What’s it like becoming a pro out of Norway now compared to when you first got started? I think it’s a lot harder for the kids in Scandinavia nowadays. These days you need to stand out so much to get any recognition at all.

Do you feel anything is missing from the Norwegian snowboard scene? There hasn’t been a really good halfpipe rider for years now. Guess that has to do with the amount of halfpipes in Norway, but the trend among the rookies is towards park riding and backcountry filming and photos. Not so many focus on halfpipe and these days you need to practise a whole lot in the pipe to be good.

Who do you reckon will be the next big rider coming out of Norway? We had Torstein Horgmo blowing up real big in previous years. And there are so many good kids coming from NTG (the snowboard school/gymnasium) it’s hard to say who’s going to blow up next. Kids I’ve never even heard of are doing 10s in every direction nowadays. I watched the Norwegian championship last winter and I think Gjermund Braaten is a kid to watch out for now! Rumour has it that you are studying finance/economics and driving around in a Porsche these days. What made you go back to school and choose finance? I started studying several years ago. Just felt like I had to do something useful in the summer and autumn, when nothing was happening in the snowboard scene anyway. So I study business economics part time in the autumn. That means I take the whole winter off, so I can go snowboarding. Unfortunately, I don’t have a Porsche, though.

After school and snowboarding, you reckon you’ll stay in the snowboard biz or just become a Wall Street brat? At least not a Wall Street brat, that’s for sure! I’m not the briefcase-and-suit kind of guy, but I’m really into finance and economics, property etc, so something related to that, I guess! Don’t know if I’ll stay in the snowboard biz for a while after I quit. I guess it would be hard to give up all the travelling and fun around snowboarding and start working 9 to 5 behind a desk each day!

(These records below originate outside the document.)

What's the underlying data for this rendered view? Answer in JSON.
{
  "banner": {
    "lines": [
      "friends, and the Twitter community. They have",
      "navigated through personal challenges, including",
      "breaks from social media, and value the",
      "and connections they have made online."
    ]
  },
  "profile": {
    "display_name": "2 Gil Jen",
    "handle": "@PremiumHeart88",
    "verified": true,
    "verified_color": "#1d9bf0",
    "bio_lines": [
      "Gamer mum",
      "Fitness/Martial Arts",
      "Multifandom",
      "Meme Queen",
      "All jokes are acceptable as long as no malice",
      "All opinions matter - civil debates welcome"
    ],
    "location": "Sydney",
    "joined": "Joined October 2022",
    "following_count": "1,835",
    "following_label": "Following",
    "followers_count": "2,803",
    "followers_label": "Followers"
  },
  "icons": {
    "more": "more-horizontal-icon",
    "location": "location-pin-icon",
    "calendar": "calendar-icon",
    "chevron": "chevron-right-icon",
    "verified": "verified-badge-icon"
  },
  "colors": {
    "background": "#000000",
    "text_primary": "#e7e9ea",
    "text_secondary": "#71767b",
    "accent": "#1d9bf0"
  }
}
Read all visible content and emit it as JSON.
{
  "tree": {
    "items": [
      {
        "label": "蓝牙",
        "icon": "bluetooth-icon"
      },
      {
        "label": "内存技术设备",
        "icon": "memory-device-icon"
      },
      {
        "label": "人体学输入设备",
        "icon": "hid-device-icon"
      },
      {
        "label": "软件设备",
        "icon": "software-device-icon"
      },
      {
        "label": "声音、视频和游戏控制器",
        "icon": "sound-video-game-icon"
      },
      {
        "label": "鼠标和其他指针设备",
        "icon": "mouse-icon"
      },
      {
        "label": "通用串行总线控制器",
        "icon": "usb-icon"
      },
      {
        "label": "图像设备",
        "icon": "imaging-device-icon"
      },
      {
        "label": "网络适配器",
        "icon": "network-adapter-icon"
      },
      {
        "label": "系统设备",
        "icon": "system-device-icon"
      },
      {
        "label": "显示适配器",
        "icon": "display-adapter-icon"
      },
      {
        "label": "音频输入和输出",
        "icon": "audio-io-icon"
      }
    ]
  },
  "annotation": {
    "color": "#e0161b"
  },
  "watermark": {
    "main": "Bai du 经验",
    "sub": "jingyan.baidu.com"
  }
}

Apart from riding, what part of the snowboard-pro lifestyle do you find the most appealing? I really like to travel to new places, see new cultures and explore new countries! This year we went to Abkhazia, Georgia. We were the first to ever snowboard in Abkhazia, and we had these old MI-8 war helicopters to take us around! That was a really good trip and a memory for life, especially now after the conflict that has been going on between Russia and Georgia.

Since this is our Photo Annual, which has been your favourite shot over the years? It’s hard to say one – no clear favourite. But Ingemar Backman’s backside air at Riksgransen stands out! It’s more than 10 years ago, but that photo could still make the cover of any magazine!

Have you ever contemplated changing career to snowboard photographer? No, haven’t really thought about that! First of all I’m not the most talented guy when it comes to taking pictures, and I would hate to have to build jumps and watch other people jump them.

You shot a bit with the Storbis crew a few years back. What would you say was the most important experience you learned from being on that sort of project? That was when I had the most fun. We were a bunch of good friends just on the road having fun snowboarding. We did a lot of the filming ourselves, so I learned a lot about being behind the camera, and also a lot about video editing and stuff like that!

Are you still a dedicated follower of Top Model, and why would you watch crap like that? Don’t know where you’ve got that from, ha ha! But I get kind of hooked on TV shows like that: ‘Norwegian Idol’, ‘So you think you can dance’ etc.